Friday, 31 October 2014

more in terengganu: hawker food and a market

This is part two of our time in Kuala Terengganu - after we returned from our lovely stint in Redang Island.

We drove across the Sultan Mahmud bridge to Duyung island for a saunter. It is a serene and pretty place.

Duyung island.

We enjoyed more street eats.

Such as this pulut lepa, for breakfast - fish floss in sticky rice, wrapped in banana leaf, and grilled over charcoal flames.

Pulut lepa, fish floss in glutinous rice.

ABC (air batu campur), or ais kacang, the popular Malaysian shaved ice dessert with assorted beans, jelly, palm seeds, sweet corn, drizzled with syrup, and in this case also topped with ice cream...

ABC or ais kacang, a shaved ice dessert.

More keropok lekor. Can you tell it's our favourite snack around this parts? They taste different each time, too. At this stall, it's slashed and slightly hollow, which makes for greater crispiness.

Keropok lekor.

We had blood cockles with a chilli dip...

Blood cockles, which we Malaysian Chinese call see-ham, served with a chilli sauce.

And squid slathered in sambal sauce.

Squid with sambal sauce.

We also took a stroll through the big Kuala Terengganu market called Pasar Payang.

It's busy, and colourful with things like these assorted pickles...

Various assorted pickles.

And cute little dodols. This is a sweet, chewy confection made with glutinous rice flour, coconut milk, and palm sugar. The brown ones are the original plain, and the green ones are pandan. You can also get other flavours, such as durian ones.

Little dodol sweets.

Also, in case you were wondering, this is how keropok lekor looks like before they are cooked. You can buy it to boil or fry at home.

Uncooked keropok lekor.

The produce at this market were plentiful and exotic. Some I hadn't even come across before, like the tampoi fruit.
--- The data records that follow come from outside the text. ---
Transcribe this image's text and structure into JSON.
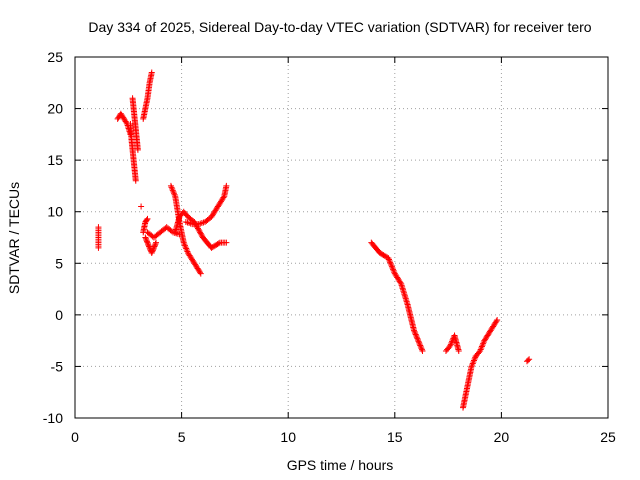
{
  "chart_data": {
    "type": "scatter",
    "title": "Day 334 of 2025, Sidereal Day-to-day VTEC variation (SDTVAR) for receiver tero",
    "xlabel": "GPS time / hours",
    "ylabel": "SDTVAR / TECUs",
    "xlim": [
      0,
      25
    ],
    "ylim": [
      -10,
      25
    ],
    "xticks": [
      "0",
      "5",
      "10",
      "15",
      "20",
      "25"
    ],
    "yticks": [
      "25",
      "20",
      "15",
      "10",
      "5",
      "0",
      "-5",
      "-10"
    ],
    "grid": true,
    "legend": "none",
    "marker": "+",
    "color": "#ff0000",
    "tracks": [
      {
        "x": [
          1.1,
          1.1,
          1.1,
          1.1,
          1.1
        ],
        "y": [
          8.5,
          8.0,
          7.5,
          7.0,
          6.5
        ]
      },
      {
        "x": [
          2.0,
          2.15,
          2.3,
          2.45,
          2.6
        ],
        "y": [
          19.0,
          19.5,
          19.0,
          18.5,
          17.5
        ]
      },
      {
        "x": [
          2.6,
          2.65,
          2.7,
          2.75,
          2.8,
          2.85
        ],
        "y": [
          18.5,
          17.0,
          16.0,
          15.0,
          14.0,
          13.0
        ]
      },
      {
        "x": [
          2.7,
          2.75,
          2.8,
          2.85,
          2.9,
          2.95
        ],
        "y": [
          21.0,
          20.0,
          19.0,
          18.0,
          17.0,
          16.0
        ]
      },
      {
        "x": [
          3.1
        ],
        "y": [
          10.5
        ]
      },
      {
        "x": [
          3.2,
          3.3,
          3.4,
          3.5,
          3.6
        ],
        "y": [
          19.0,
          20.0,
          21.0,
          22.5,
          23.5
        ]
      },
      {
        "x": [
          3.2,
          3.3,
          3.4
        ],
        "y": [
          8.0,
          9.0,
          9.3
        ]
      },
      {
        "x": [
          3.3,
          3.4,
          3.5,
          3.6,
          3.7,
          3.8
        ],
        "y": [
          7.5,
          7.0,
          6.5,
          6.0,
          6.5,
          7.0
        ]
      },
      {
        "x": [
          3.4,
          3.7,
          4.0,
          4.3,
          4.6,
          4.9
        ],
        "y": [
          8.0,
          7.5,
          8.0,
          8.5,
          8.0,
          7.8
        ]
      },
      {
        "x": [
          4.5,
          4.7,
          4.9,
          5.1,
          5.3,
          5.6,
          5.9
        ],
        "y": [
          12.5,
          11.5,
          9.0,
          7.0,
          6.0,
          5.0,
          4.0
        ]
      },
      {
        "x": [
          4.7,
          4.9,
          5.1,
          5.3,
          5.6,
          6.0,
          6.4,
          6.8,
          7.1
        ],
        "y": [
          8.0,
          9.5,
          10.0,
          9.5,
          9.0,
          7.5,
          6.5,
          7.0,
          7.0
        ]
      },
      {
        "x": [
          5.2,
          5.5,
          5.8,
          6.1,
          6.4,
          6.7,
          7.0,
          7.1
        ],
        "y": [
          9.0,
          8.8,
          8.8,
          9.0,
          9.5,
          10.5,
          11.5,
          12.5
        ]
      },
      {
        "x": [
          13.9,
          14.3,
          14.7,
          15.0,
          15.3,
          15.6,
          15.9,
          16.3
        ],
        "y": [
          7.0,
          6.0,
          5.5,
          4.0,
          3.0,
          1.0,
          -1.5,
          -3.5
        ]
      },
      {
        "x": [
          17.4,
          17.6,
          17.8,
          18.0
        ],
        "y": [
          -3.5,
          -3.0,
          -2.0,
          -3.5
        ]
      },
      {
        "x": [
          18.2,
          18.4,
          18.6,
          18.8
        ],
        "y": [
          -9.0,
          -7.0,
          -5.0,
          -4.0
        ]
      },
      {
        "x": [
          18.8,
          19.0,
          19.2,
          19.5,
          19.8
        ],
        "y": [
          -4.0,
          -3.5,
          -2.5,
          -1.5,
          -0.5
        ]
      },
      {
        "x": [
          21.2,
          21.3
        ],
        "y": [
          -4.5,
          -4.3
        ]
      }
    ]
  }
}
This may also be referred to as ngeker.

Baccaurea macrocarpa (known here as Tampoi or Ngeker).

They also have pulasan, which is reminiscent of the rambutan, but instead of a hairy appearance, it has more solid-looking blunt spikes.

Nephelium mutabile (known here as Pulasan).

All in all, Terengganu has been a great experience, and I suspect I shall remember this segment of the trip as one that introduced me to the traditional fish snack, keropok lekor, and subsequently where I fell in love with it, as well as all the fun (and occasionally haphazard) times we had exploring this Malaysian state together - me, Simon, and my parents.